FA: Going back to the trial, at the trial, those funny things happened, then the verdict comes down, the verdict is guilty, how did that make you feel?

MK: I felt real bad because maybe I was naive, but I felt that we had a very strong case. After all, we were put into a concentration camp, denied our constitutional rights, then asked to fight for the very things that were denied us. That's the main point I'm trying to say. And that we have every right to protest. Article One in the Bill of Rights says that if the government denies you the right of American citizenship, that you have a right to redress it. And nowhere in the Constitution does it say that good public image is more important than constitutional rights. If people could find that, let me know.

FA: You did go to prison, a lot of the resisters were told that they'd be beaten with two-by-fours or beaten by other inmates. What was your experience?

MK: Well, I didn't fear that. Naturally I was naive to say that I feared, I didn't fear going to jail. Everybody feared, we were brought up that way. We didn't believe that going to jail was the right thing, but under the circumstances, when something like this happens, your citizenship status is at stake, I'm willing to take that chance, to have to go to prison to fight for my rights.

FA: When you went to prison, were you beaten with two-by-fours?

MK: No way. We were treated very good. People respected us over there.

FA: Why?

MK: Because the camp we went to had lot of Jehovah Witnesses, conscientious objectors, they understood what we stood for.

[Interruption]

FC: Are you familiar with the principle that as an American citizen you are innocent until proven guilty?
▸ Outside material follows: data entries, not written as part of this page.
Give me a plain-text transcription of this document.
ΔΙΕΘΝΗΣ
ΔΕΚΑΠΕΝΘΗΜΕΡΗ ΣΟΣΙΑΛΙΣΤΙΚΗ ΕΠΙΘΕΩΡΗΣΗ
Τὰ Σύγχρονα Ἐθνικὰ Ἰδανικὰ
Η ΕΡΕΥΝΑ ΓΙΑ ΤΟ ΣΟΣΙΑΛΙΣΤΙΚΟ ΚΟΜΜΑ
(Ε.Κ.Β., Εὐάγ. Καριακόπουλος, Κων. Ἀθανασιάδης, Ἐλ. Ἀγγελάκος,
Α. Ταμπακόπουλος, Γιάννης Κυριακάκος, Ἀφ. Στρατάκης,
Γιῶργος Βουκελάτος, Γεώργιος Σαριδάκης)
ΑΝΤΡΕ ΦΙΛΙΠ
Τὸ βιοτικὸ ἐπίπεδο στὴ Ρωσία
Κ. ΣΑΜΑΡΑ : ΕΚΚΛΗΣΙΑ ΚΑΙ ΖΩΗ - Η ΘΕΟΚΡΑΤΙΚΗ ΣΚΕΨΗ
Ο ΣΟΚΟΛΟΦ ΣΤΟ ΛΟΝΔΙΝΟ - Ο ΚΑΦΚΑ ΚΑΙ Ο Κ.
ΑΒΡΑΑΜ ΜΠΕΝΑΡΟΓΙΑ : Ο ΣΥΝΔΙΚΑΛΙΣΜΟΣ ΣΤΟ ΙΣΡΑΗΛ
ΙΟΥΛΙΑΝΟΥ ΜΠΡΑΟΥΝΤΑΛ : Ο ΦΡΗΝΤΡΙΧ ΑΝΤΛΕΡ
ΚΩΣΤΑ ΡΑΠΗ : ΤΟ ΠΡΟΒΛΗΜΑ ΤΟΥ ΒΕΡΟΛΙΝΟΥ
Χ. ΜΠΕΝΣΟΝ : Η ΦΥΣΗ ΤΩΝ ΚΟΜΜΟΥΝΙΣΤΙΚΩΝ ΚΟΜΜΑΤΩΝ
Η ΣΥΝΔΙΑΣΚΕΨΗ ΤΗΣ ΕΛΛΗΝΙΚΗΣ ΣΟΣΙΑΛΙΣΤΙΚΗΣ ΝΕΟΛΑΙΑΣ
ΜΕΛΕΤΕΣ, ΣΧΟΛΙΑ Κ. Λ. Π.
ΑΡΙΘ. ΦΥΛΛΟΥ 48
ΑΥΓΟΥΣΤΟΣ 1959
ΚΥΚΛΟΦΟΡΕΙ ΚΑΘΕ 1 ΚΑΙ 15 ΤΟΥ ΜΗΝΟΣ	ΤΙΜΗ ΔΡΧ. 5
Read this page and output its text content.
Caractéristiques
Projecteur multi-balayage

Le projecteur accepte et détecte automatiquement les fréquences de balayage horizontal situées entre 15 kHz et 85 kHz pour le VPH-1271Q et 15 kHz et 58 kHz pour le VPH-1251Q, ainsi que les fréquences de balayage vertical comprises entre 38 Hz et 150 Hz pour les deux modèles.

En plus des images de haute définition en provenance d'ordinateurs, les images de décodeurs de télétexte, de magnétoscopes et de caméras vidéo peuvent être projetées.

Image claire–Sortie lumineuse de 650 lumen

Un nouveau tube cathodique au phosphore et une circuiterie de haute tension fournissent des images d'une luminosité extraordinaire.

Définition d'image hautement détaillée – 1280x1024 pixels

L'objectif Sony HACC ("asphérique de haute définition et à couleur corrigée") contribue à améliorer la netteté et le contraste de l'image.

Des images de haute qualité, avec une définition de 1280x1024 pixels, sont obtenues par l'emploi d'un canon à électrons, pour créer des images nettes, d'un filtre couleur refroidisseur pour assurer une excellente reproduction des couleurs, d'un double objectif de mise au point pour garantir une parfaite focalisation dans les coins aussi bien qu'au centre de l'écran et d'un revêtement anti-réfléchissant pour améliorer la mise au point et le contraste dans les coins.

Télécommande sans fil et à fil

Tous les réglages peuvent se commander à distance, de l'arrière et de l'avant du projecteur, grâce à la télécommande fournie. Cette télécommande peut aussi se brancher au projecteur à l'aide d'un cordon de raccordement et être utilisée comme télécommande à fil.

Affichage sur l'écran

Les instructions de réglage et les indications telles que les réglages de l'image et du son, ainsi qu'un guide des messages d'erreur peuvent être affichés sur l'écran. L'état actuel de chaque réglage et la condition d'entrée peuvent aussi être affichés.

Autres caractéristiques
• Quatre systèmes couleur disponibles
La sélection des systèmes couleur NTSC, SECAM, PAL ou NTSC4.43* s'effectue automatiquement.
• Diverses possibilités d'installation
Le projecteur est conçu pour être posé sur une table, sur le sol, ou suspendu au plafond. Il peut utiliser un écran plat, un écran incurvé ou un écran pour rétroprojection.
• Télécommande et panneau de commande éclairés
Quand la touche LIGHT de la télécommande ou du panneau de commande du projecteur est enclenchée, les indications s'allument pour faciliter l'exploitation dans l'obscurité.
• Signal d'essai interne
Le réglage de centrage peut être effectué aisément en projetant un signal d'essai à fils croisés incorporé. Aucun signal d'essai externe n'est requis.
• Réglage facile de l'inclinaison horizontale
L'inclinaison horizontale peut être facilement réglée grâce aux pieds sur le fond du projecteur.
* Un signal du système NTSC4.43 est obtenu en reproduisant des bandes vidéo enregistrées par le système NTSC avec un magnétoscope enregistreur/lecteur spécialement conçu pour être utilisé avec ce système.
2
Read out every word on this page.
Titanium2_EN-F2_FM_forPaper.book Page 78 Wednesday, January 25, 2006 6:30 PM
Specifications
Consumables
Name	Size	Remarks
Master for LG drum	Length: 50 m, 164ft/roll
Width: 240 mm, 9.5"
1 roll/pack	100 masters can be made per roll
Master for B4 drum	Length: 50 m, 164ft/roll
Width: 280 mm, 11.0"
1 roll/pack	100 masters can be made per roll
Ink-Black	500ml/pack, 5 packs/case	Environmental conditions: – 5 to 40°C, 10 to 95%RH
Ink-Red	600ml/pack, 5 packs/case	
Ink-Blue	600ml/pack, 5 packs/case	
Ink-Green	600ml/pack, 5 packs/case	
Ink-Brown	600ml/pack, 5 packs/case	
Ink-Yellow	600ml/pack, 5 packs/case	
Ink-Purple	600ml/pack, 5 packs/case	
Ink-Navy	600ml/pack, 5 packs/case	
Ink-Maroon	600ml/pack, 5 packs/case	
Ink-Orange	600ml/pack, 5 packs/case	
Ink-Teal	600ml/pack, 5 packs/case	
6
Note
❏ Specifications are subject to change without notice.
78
MK: Yes. I am familiar with those words because I learned them in school, that we are innocent until proven guilty. But we were never given the chance at court because the government could never find us guilty of anything. I've said that over and over again. That's why they wouldn't let us go to court to prove our innocence, and that I always say that in American law, the punishment must fit the crime. Okay, what crime did we commit to be punished so severely? Nobody has ever answered that question to me.